Zur Methodik: Health System Performance Assessment (HSPA) ist eine von der Weltgesundheitsorganisation (WHO) unterstützte Methode, die eine kontinuierliche und systematische Messung der Leistungsfähigkeit von Gesundheitssystemen ermöglicht. Der jetzt vorliegende HSPA-Bericht ist das zweite von insgesamt drei Modulen. Ziel ist auch, die Stärken und Schwächen des deutschen Gesundheitswesens zu benennen. Gemessen wurden: 1. der Zugang zum Gesundheitssystem und zur Versorgung, 2. die Qualität der Versorgung, 3. der Beitrag zur Bevölkerungsgesundheit und die Responsivität, das heißt, wie auf die Erwartungen der Bevölkerung eingegangen wird, 5. die Effizienz, also das Verhältnis der Zielerreichung und der eingesetzten Ressourcen. Je nach Datenverfügbarkeit umfasste die Zeitspanne die Jahre 2000 bis 2023.

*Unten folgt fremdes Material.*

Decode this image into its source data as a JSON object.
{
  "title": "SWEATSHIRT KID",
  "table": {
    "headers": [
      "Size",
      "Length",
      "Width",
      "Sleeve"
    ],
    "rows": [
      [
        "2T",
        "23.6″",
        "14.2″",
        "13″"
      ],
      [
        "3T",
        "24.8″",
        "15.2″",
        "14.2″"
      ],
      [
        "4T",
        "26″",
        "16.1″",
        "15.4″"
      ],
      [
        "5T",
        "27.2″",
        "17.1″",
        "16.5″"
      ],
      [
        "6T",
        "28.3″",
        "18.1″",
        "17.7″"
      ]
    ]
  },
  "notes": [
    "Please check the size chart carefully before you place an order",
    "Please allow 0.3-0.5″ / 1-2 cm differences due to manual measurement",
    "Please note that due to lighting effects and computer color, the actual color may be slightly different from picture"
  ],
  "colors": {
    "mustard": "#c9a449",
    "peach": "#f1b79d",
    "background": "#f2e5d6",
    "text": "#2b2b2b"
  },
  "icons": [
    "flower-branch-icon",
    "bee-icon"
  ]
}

Das Projekt „Pilotierung einer systematischen Messung der Leistungsfähigkeit und Effizienz des deutschen Gesundheitssystems (Health System Performance Assessment – HSPA)“ wurde im Auftrag des Bundesgesundheitsministeriums an der TU Berlin unter der Leitung von Prof. Dr. Reinhard Busse durchgeführt. Die knapp 500 Seiten umfassende Analyse richtet sich an ein Fachpublikum.